04Can I run a suspension fork on either?

The Stigmata is explicitly designed for it. The frame is suspension-corrected around a 430 mm axle-to-crown height, so swapping in a RockShox Rudy XPLR or Fox 32 Taper-Cast 40 mm fork doesn't change the geometry. Two of the five stock Stigmata builds ship with the Rudy.

The Warbird has no factory suspension option, but the frame's internal routing accommodates dropper posts (with 1x or Di2 setups). Bolting a suspension fork onto the Warbird isn't supported — the frame wasn't designed around it, and it would slacken the geometry in ways Salsa hasn't engineered for.

05Which is better for bikepacking and loaded rides?

The Warbird has the edge. Salsa designed the V4 with bikepacking in mind — three bottle mounts on frames 56 cm and up, top-tube bag mounts, triple fork-leg mounts, fender mounts, and rack compatibility (with an adapter). The 27.2 mm round seatpost accepts a dropper or a more compliant carbon post.

The Stigmata has frame-bag-friendly real estate and the 'Glovebox' internal down-tube storage with included neoprene tool/tube wallets. But it lacks dedicated rack mounts — riders have to rely on strap-on bags. For self-supported multi-day rides, the Warbird is the more purpose-built choice.

06How do the Force AXS builds compare on price and spec?

Warbird C Force AXS Wide ($6,999): SRAM Force AXS 2x with a 43/30T crank and 10-36T cassette, WTB CZR i25 carbon wheels, Salsa Cowbell carbon bar, Salsa Waxwing Deluxe V2 carbon fork (rigid). Claimed weight 19 lb 1 oz at 56 cm.

Stigmata Force 1x AXS RSV ($6,849): SRAM Force XPLR 1x with a 42T crank and SRAM X0 Eagle AXS T-Type 12-speed cassette, Reserve 25|GR carbon wheels, Zipp Service Course alloy bar, rigid carbon fork. Claimed weight 19.14 lb.

Within $150 of each other, near-identical weight, both top-tier carbon — but the Warbird gives you tighter 2x cadence steps, while the Stigmata gives you mountain-bike-style climbing range and the option to add a Rudy fork later.

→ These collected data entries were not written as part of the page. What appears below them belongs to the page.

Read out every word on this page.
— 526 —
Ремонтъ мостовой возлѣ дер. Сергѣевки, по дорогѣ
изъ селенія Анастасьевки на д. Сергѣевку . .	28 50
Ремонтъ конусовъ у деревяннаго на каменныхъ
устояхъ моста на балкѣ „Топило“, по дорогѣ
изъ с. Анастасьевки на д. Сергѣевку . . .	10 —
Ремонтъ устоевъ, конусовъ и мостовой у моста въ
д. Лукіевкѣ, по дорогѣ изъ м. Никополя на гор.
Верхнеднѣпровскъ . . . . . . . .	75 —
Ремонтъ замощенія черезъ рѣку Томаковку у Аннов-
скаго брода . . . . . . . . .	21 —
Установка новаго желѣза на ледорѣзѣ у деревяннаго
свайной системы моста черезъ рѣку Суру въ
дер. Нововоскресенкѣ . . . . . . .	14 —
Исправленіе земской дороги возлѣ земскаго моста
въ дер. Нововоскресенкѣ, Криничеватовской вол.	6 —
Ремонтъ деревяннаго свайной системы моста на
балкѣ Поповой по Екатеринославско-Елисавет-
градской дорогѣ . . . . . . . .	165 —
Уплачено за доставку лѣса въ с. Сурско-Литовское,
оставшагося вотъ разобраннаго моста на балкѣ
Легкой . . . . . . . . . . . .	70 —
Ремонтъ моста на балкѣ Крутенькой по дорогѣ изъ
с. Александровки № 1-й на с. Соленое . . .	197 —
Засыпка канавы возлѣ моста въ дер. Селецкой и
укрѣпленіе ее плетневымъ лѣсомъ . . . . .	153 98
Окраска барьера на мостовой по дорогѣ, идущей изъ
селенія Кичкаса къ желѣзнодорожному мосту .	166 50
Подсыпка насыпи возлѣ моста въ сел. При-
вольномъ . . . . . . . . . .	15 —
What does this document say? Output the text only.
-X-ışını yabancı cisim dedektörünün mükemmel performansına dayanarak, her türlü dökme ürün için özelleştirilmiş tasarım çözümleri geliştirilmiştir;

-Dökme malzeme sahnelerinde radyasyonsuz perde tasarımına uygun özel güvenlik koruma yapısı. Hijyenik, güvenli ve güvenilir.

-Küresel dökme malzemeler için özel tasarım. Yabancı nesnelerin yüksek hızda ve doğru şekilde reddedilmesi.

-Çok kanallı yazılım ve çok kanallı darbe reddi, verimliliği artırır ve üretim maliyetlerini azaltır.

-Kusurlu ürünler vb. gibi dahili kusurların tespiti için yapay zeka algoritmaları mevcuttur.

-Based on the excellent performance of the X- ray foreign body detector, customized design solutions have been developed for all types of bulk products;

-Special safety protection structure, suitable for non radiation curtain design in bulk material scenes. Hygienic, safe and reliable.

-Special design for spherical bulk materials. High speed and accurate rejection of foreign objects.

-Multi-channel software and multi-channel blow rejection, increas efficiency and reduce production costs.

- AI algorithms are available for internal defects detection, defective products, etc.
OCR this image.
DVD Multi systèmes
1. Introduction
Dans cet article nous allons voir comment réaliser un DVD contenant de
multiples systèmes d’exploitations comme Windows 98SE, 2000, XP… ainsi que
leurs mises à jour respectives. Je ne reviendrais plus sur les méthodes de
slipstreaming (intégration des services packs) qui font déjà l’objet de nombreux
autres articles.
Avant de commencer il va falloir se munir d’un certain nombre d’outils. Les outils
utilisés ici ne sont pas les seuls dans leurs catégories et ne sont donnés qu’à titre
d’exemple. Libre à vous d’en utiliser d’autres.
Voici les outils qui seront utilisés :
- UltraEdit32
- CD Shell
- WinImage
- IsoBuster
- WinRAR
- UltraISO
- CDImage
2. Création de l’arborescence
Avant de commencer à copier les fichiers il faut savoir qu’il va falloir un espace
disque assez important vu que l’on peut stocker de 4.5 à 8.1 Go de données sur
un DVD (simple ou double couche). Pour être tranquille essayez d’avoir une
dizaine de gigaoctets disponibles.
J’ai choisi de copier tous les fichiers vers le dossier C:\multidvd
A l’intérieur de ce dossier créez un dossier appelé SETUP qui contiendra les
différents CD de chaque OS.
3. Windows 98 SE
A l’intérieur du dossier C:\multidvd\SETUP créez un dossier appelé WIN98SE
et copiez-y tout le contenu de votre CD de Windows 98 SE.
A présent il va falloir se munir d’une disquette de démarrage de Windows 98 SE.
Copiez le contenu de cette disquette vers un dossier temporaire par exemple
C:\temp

07Is the Stigmata's lifetime warranty meaningful?

Yes — it covers both the frame and the Reserve carbon wheels for the original owner, against manufacturing defects. Reviewers consistently flag this as a real value-add given the bike's premium price.

Salsa's warranty on the Warbird is a more standard limited frame warranty, not lifetime. If you plan to keep the bike for five-plus years and ride it hard, the Santa Cruz coverage is a genuine ownership-cost advantage.

08Is the Stigmata good as a road bike too?

It's possible, but it's not what the bike's optimized for. Reviewers note the Stigmata's slack 69.5° head tube and stubby 70 mm stem require 'a fair bit of work' to navigate fast pavement — you have to weight the front wheel deliberately to initiate turns. Combined with the draggy stock 45 mm Maxxis Rambler tires, it's not a quick road bike with knobbies.

The Warbird is the more dual-purpose option here. Cycling Weekly's Josh Ross was 'extremely impressed' with how it rides on tarmac, and Charlie Kohlmeier ran it as a commuter without complaint. If a meaningful share of your riding is paved, the Warbird is the better one-bike answer.